Библеист, переводчик, публицист, писатель; доктор филологических наук.

Один раз в год вся страна вспоминает про разницу между юлианским и григорианским календарями. Нет, про нее, конечно, и так никто не забывает — к примеру, «шестое августа по-старому, Преображение Господне» празднуется девятнадцатого по-новому, но это совершенно никого не беспокоит. А вот в рождественско-новогодние дни мы обязательно начинаем об этом говорить. Кто-то из православных хотел бы перейти на григорианский календарь, чтобы праздновать Рождество вместе с большинством христиан и перед Новым годом. Кто-то на практике отмечает его два раза по двум календарям. Кто-то, напротив, объясняет, почему важно придерживаться старого стиля или даже предлагает перейти и в государственной сфере на юлианский календарь.

И во всех православных СМИ — бесконечные рецепты, как приготовить сытный и разнообразный стол без мясного и молочного, который по недоразумению называют «постным», хотя пост вообще-то совсем про другое. А в те годы, когда 1 января приходится на воскресенье, возникает еще одна тема: почему большинство номинально православных людей проводят эту ночь за праздничным столом, что, разумеется, исключает их участие в утренней литургии? Ответ, впрочем, очевиден: значит, новогоднее торжество представляется чем-то действительно важным. И в некоторых храмах даже стали устраивать ночные литургии, чтобы дать православным возможность встретить новый год с молитвой — но одновременно со всеми остальными согражданами!

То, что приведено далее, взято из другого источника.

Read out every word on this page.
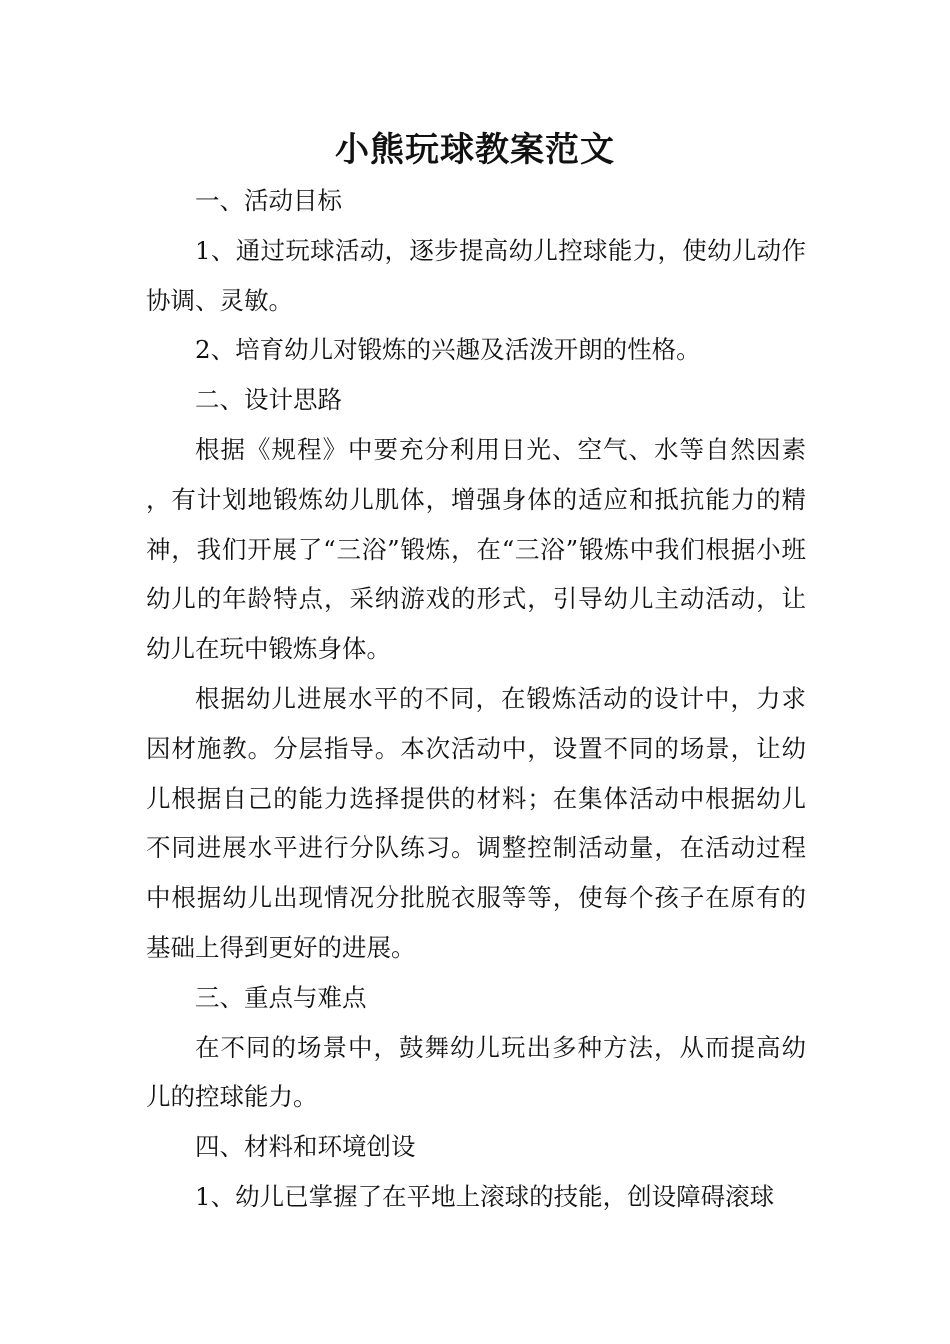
小熊玩球教案范文

一、活动目标

1、通过玩球活动，逐步提高幼儿控球能力，使幼儿动作协调、灵敏。

2、培育幼儿对锻炼的兴趣及活泼开朗的性格。

二、设计思路

根据《规程》中要充分利用日光、空气、水等自然因素 ，有计划地锻炼幼儿肌体，增强身体的适应和抵抗能力的精神，我们开展了“三浴”锻炼，在“三浴”锻炼中我们根据小班幼儿的年龄特点，采纳游戏的形式，引导幼儿主动活动，让幼儿在玩中锻炼身体。

根据幼儿进展水平的不同，在锻炼活动的设计中，力求因材施教。分层指导。本次活动中，设置不同的场景，让幼儿根据自己的能力选择提供的材料；在集体活动中根据幼儿不同进展水平进行分队练习。调整控制活动量，在活动过程中根据幼儿出现情况分批脱衣服等等，使每个孩子在原有的基础上得到更好的进展。

三、重点与难点

在不同的场景中，鼓舞幼儿玩出多种方法，从而提高幼儿的控球能力。

四、材料和环境创设

1、幼儿已掌握了在平地上滚球的技能，创设障碍滚球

То есть магия и мифология этого самого Нового года невероятно сильны, они не просто встраиваются в церковный календарь — они подчиняют его себе. Нечто подобное, кстати, произошло в странах, испытавших влияние персидской культуры, с Новрузом, Новым годом по зороастрийскому календарю. Праздники, связанные с годовыми циклами, с возвращением солнца и возрождением жизни, коренятся в человеческом сознании очень глубоко. Помню, как в позднесоветском моем детстве практически все отмечали «старый Новый год» по юлианскому календарю в ночь на 14 января, в том числе и в семьях, совершенно чуждых православной обрядовости. Это был лишний повод повидаться с теми, кого не видели в новогоднюю ночь. Теперь он уже ушел в прошлое — видимо, вместе с поколением, заставшим этот самый дореволюционный Новый год в собственном детстве. Но не раньше.

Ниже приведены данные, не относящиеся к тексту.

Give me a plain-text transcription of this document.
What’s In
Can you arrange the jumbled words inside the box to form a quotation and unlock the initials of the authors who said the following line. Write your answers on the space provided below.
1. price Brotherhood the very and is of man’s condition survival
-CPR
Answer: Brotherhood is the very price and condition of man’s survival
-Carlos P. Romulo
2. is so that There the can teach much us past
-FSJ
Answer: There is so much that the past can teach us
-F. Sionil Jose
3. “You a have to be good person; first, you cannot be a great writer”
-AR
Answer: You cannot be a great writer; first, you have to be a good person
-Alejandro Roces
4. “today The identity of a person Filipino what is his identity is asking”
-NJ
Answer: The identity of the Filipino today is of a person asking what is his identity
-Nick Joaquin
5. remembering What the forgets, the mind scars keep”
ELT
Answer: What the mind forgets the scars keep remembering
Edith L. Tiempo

По-видимому, пока живо наше поколение, во множестве домов нашей страны будут 31 декабря резать оливье, охлаждать шампанское и смотреть «Иронию судьбы» — культовый фильм о неприхотливом советском человеке с номерным адресом и стандартной обстановкой. Он не выбирает себе для жизни ни города, ни женщины, а следует за сложившимися обстоятельствами и искренне надеется, что в новом году обстоятельства принесут ему новое счастье, только обязательно надо вкусить после полуночи гадостной заливной рыбы (такой же точно, как и на прочих столах огромной страны). И если по чьей-либо прихоти Россия вдруг перейдет на юлианский, зороастрийский или китайский календарь, наши люди все равно будут так отмечать «новый старый Новый год» 31 декабря по григорианскому.

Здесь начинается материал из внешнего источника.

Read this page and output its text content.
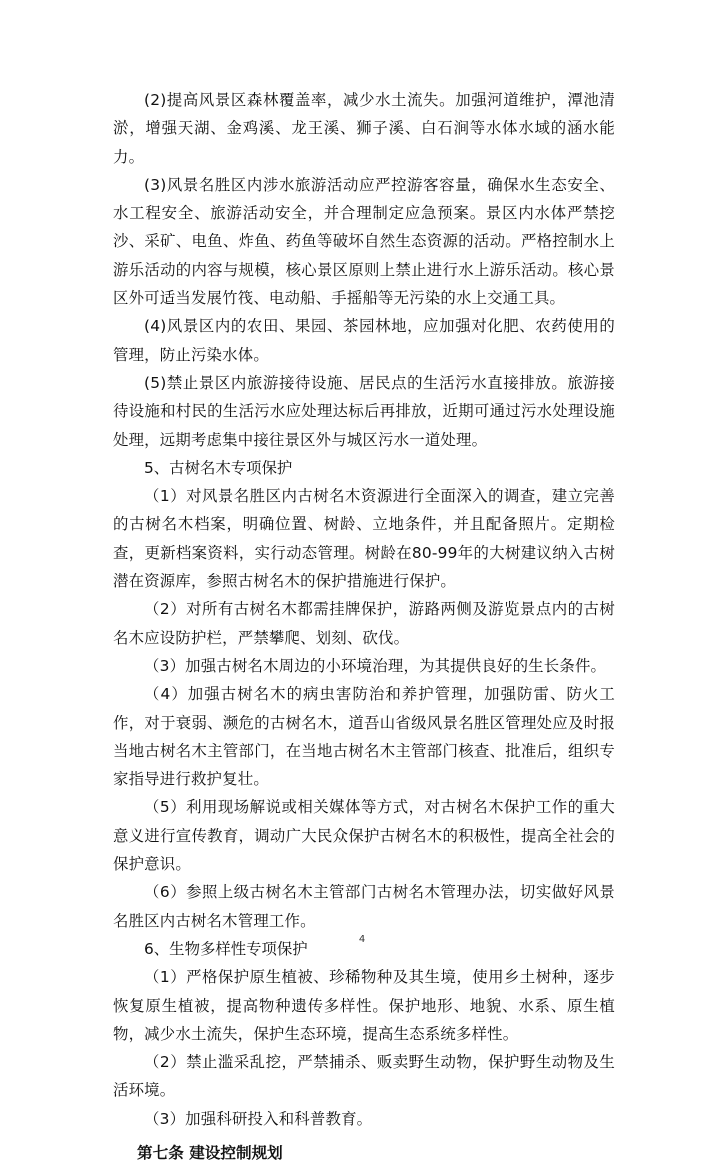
(2)提高风景区森林覆盖率，减少水土流失。加强河道维护，潭池清淤，增强天湖、金鸡溪、龙王溪、狮子溪、白石涧等水体水域的涵水能力。

(3)风景名胜区内涉水旅游活动应严控游客容量，确保水生态安全、水工程安全、旅游活动安全，并合理制定应急预案。景区内水体严禁挖沙、采矿、电鱼、炸鱼、药鱼等破坏自然生态资源的活动。严格控制水上游乐活动的内容与规模，核心景区原则上禁止进行水上游乐活动。核心景区外可适当发展竹筏、电动船、手摇船等无污染的水上交通工具。

(4)风景区内的农田、果园、茶园林地，应加强对化肥、农药使用的管理，防止污染水体。

(5)禁止景区内旅游接待设施、居民点的生活污水直接排放。旅游接待设施和村民的生活污水应处理达标后再排放，近期可通过污水处理设施处理，远期考虑集中接往景区外与城区污水一道处理。

5、古树名木专项保护

（1）对风景名胜区内古树名木资源进行全面深入的调查，建立完善的古树名木档案，明确位置、树龄、立地条件，并且配备照片。定期检查，更新档案资料，实行动态管理。树龄在80-99年的大树建议纳入古树潜在资源库，参照古树名木的保护措施进行保护。

（2）对所有古树名木都需挂牌保护，游路两侧及游览景点内的古树名木应设防护栏，严禁攀爬、划刻、砍伐。

（3）加强古树名木周边的小环境治理，为其提供良好的生长条件。

（4）加强古树名木的病虫害防治和养护管理，加强防雷、防火工作，对于衰弱、濒危的古树名木，道吾山省级风景名胜区管理处应及时报当地古树名木主管部门，在当地古树名木主管部门核查、批准后，组织专家指导进行救护复壮。

（5）利用现场解说或相关媒体等方式，对古树名木保护工作的重大意义进行宣传教育，调动广大民众保护古树名木的积极性，提高全社会的保护意识。

（6）参照上级古树名木主管部门古树名木管理办法，切实做好风景名胜区内古树名木管理工作。

6、生物多样性专项保护

（1）严格保护原生植被、珍稀物种及其生境，使用乡土树种，逐步恢复原生植被，提高物种遗传多样性。保护地形、地貌、水系、原生植物，减少水土流失，保护生态环境，提高生态系统多样性。

（2）禁止滥采乱挖，严禁捕杀、贩卖野生动物，保护野生动物及生活环境。

（3）加强科研投入和科普教育。

第七条 建设控制规划

4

Когда-то большевики отменили Новый год вместе с реакционным Рождеством, но запрет продолжался недолго. 28 декабря 1935 года в «Правде» вышла статья Павла Постышева «Давайте организуем к Новому году детям хорошую елку». В ней говорилось: мы не должны лишать советских детей веселого зимнего праздника, который есть у детей капиталистов. Идея была принята на ура, и когда через несколько лет Постышева расстреляли, традиция календарного празднества — единственного в советском календаре, не связанного с коммунистической «священной историей»! — уже прижилась повсеместно. Она заполнила необходимую нишу календарной мифологии, и как-то само собой вышло, что кремлевская звезда заменила вифлеемскую на ёлочке — точнее, на Weihnachtsbaum, священном дереве древних германцев, перенесенном на российскую почву Петром I. А ведь в начале XVIII века эти зимние празднества по юлианскому календарю казались таким же возмутительным новшеством ревнителям древлего благочестия, отмечавшим церковное новолетие в сентябре…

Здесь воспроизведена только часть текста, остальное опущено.